Minare yasağından Avrupa’daki Yahudiler de endişeli

Avrupa Yahudi din adamları İsviçre’de ortaya çıkan minare yasağının yabancı düşmanlığını körükleyeceği ve dini hoşgörüsüzlüğün Yahudilere karşı da yönelebileceği uyarısında bulundu. Moskova’da iki günlük bir konferans gerçekleştiren Avrupa Yahudi din adamları, İsviçre’nin referandum yaparak minareleri yasaklama kararını da kınadı.

Reuters’a açıklamada bulunan Avrupa Yahudileri Uluslararası İlişkiler Direktörü Philip Carmel, “Biz doğrudan Yahudilere saldırı şeklinde bir durum görmüyoruz. Ancak İsviçre örneği çok klasik. Aşırılıkçılara verilen hakların sadece Müslümanlar’a yönelik olabileceğini düşünemeyiz. Aşırı ırkçı gruplara ya da yabancı düşmanlarına sağlanan destek, Yahudiler için de kötüdür. Aşırı sağcı düşüncelerin gelişmesi yabancı düşmanlığını da yasal hale getiriyor.” eleştirisi getirdi.

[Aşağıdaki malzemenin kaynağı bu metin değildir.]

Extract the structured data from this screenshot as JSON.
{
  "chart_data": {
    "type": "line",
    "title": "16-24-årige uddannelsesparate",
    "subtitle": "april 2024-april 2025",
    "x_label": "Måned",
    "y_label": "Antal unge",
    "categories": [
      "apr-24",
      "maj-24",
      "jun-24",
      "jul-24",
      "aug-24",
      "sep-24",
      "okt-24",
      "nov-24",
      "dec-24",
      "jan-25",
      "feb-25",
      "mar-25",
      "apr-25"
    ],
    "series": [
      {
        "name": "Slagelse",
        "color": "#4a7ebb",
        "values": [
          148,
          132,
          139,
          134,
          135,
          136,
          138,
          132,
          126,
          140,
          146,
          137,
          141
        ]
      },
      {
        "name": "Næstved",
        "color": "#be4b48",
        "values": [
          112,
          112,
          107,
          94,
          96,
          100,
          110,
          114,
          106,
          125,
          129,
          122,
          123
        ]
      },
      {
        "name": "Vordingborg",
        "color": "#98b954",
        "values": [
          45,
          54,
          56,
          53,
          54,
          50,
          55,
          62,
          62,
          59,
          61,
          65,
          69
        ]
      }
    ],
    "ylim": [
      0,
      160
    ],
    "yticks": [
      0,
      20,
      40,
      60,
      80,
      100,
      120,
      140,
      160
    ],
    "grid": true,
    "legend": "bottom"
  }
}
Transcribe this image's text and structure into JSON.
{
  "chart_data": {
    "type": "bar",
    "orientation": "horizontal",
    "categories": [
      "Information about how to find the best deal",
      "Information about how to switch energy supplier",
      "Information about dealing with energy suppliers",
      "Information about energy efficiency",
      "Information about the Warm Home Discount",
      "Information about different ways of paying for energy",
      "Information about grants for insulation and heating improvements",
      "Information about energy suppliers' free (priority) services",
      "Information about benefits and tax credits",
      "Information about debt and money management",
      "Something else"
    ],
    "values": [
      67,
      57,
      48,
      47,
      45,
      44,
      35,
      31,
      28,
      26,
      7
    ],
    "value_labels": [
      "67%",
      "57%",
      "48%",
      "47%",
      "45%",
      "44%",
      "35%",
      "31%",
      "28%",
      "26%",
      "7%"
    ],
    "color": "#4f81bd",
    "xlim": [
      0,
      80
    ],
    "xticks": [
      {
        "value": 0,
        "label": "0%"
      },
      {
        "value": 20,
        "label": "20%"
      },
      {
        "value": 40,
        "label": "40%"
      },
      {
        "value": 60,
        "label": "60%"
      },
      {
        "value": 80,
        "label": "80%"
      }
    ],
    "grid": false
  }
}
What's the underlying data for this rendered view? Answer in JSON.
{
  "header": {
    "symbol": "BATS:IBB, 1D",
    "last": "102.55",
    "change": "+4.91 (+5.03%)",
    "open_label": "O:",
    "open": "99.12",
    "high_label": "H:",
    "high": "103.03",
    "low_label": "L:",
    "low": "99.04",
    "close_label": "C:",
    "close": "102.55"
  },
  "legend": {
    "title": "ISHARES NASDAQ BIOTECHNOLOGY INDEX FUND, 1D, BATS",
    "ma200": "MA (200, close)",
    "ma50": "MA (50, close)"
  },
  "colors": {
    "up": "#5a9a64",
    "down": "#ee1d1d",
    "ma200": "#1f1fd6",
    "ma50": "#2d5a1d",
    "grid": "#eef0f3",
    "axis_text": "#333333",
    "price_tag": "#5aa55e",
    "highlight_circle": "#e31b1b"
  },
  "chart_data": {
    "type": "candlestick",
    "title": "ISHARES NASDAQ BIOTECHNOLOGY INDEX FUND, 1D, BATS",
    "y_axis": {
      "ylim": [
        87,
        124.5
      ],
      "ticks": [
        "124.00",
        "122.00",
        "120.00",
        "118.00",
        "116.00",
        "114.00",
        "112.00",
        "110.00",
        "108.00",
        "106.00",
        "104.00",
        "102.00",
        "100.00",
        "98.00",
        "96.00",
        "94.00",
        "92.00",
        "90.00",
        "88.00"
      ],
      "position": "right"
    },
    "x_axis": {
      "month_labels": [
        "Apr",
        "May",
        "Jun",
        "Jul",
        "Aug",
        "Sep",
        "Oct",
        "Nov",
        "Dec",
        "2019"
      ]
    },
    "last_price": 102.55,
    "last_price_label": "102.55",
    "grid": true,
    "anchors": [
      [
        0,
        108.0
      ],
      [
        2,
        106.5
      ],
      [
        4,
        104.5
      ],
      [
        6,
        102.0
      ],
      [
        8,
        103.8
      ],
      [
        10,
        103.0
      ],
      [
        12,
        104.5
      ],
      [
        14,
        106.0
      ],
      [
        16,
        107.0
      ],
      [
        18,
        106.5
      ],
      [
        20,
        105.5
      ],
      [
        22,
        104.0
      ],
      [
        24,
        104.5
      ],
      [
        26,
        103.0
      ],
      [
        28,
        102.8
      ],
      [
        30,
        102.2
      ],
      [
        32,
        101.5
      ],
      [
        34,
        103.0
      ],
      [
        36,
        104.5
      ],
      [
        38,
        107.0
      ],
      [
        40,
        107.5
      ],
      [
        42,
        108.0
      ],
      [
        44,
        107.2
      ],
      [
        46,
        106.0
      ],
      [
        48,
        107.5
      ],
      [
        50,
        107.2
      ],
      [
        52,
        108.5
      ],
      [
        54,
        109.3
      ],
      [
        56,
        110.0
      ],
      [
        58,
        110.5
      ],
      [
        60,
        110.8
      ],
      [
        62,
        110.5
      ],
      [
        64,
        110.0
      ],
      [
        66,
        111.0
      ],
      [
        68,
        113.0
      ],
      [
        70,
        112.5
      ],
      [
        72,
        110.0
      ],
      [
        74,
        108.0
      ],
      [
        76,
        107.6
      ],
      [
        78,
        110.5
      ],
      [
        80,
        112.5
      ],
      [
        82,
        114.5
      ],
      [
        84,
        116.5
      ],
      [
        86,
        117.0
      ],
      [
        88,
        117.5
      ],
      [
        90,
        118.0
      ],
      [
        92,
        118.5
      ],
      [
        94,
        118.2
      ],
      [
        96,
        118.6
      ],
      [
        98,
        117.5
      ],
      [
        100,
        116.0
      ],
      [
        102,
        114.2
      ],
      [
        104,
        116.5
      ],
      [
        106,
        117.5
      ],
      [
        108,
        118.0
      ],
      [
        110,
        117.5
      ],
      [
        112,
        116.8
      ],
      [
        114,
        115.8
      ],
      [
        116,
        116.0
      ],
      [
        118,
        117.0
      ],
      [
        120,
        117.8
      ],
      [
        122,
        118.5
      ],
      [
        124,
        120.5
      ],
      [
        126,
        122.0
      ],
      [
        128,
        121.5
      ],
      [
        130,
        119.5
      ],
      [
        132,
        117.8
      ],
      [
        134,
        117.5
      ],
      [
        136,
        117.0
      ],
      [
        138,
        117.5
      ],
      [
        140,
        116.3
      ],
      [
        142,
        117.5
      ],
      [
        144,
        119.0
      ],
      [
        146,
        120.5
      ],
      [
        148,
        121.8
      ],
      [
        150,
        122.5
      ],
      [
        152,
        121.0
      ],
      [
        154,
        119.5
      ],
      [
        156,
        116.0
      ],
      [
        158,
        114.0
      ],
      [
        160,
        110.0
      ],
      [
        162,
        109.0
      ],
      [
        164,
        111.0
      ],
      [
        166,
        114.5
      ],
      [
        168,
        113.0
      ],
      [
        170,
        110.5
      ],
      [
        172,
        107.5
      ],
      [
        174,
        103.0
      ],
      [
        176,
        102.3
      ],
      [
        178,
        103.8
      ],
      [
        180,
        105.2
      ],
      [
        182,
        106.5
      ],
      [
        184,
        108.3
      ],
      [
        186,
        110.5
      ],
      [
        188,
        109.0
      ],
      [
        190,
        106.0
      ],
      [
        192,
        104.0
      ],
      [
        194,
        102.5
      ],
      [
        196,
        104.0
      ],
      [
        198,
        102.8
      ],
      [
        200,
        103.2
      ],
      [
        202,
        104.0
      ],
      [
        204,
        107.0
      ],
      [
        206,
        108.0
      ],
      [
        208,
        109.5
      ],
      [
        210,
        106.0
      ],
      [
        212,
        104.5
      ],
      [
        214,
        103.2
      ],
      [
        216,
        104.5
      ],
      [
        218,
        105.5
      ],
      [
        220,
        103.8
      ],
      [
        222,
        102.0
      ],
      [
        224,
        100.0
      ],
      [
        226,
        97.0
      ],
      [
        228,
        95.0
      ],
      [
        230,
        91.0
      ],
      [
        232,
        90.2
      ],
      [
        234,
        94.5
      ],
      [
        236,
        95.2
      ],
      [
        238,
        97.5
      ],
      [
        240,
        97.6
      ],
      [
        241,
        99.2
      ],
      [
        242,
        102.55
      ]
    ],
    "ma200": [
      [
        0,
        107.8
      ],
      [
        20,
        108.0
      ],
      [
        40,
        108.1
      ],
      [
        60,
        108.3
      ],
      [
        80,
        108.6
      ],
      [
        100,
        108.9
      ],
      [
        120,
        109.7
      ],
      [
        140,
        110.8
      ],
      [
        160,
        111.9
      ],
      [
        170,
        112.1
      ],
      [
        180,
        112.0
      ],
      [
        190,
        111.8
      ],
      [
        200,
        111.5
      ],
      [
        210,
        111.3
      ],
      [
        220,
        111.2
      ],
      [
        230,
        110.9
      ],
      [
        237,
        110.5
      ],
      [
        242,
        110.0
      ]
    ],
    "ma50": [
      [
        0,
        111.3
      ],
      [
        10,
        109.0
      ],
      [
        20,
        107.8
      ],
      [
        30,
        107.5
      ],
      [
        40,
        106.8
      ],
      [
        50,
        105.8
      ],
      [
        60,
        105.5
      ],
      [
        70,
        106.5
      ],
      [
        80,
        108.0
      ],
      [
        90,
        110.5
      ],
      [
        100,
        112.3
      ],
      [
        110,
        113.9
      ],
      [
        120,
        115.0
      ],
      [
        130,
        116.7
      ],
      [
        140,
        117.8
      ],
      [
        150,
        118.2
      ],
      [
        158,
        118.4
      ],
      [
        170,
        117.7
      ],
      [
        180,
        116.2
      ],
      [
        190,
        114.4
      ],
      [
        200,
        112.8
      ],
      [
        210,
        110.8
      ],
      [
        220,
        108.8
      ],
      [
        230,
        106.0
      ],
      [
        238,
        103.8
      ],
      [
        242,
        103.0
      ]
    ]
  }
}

Konferansta minare yasağı ile birlikte belirginleşen aşırı sağcı düşüncelerin gelişmesinin Yahudiler için de olumsuz bir durum olarak değerlendirildiğini ifade eden Carmel, “40 ülkeden 800’den fazla haham toplantıda yer aldı. Hahamlar Rusya’da Yahudi yaşamının yeniden canlanmasından duydukları memnuniyeti ifade etti.” dedi. Sovyetler Birliği döneminde inananlara acımasızca zulmedildiğini ve on binlerce insanın da göç etmek zorunda kaldığını hatırlatan Carmel, minare yasağına tepki olarak ortaya çıkacak aşırılıkların da Yahudi toplumu için Avrupa’da yaşamı zorlayacağına dikkat çekti.

Londra’dan toplantıya katılan Haham Jonasan Abraham da yaptığı açıklamada trajik bir durumla karşı karşıya kaldıklarını ifade ederek, bir Yahudi olarak Moskova sokaklarında yürümenin, düşmanlıkların arttığı Batı Avrupa başkentlerinden daha güvenli hale geldiği tespitinde bulundu.

Avrupa hükümetlerini aşırılıkçı gruplarla diyaloğa girmemeleri konusunda uyaran Yahudi din adamları, “Müslüman toplulukların şemsiye bir yapıları olmadığı için, politikacılar sesi daha yüksek çıkanla iletişime geçiyor. Ancak bunlar gerçekte müslüman toplumun temsilcileri değil.” eleştirisi getirdi.

Avrupa Hahamları Konferansı Direktörü Pinchas Dunner de yaptığı değerlendirmede dini özgürlüklerin yasaklanmasının İslami aşırılıkların önünü almayacağını ifade ederek, “Radikal gruplarla mücadelede en iyi yol, orta yolun desteklenmesi ve dinlerarası diyaloğun teşvik edilmesidir.” dedi. ABD Yahudi Topluluğu’ndan David Harris de, İsviçre’nin aldığı minare yasağı kararını, ‘toplumlar arası karşılıklı anlayışın temel kurallarına saldırı’ olarak niteledi.

Bir dönem başta kiliseler ve camiler olmak üzere tüm ibadethanelerin yıkıldığı Rusya’da, Ortodoks Hristiyanlık, Müslümanlık, Yahudilik ve Budizm devlet dini olarak görülüyor. 4 Kasım’da grçekleşen ‘Ulusal Birlik’ gününde tüm din temsilcileri Kızıl Meydan’da birlikte yürüyerek dinler arası barış ve hoşgörünün örneğini sergilemişlerdi.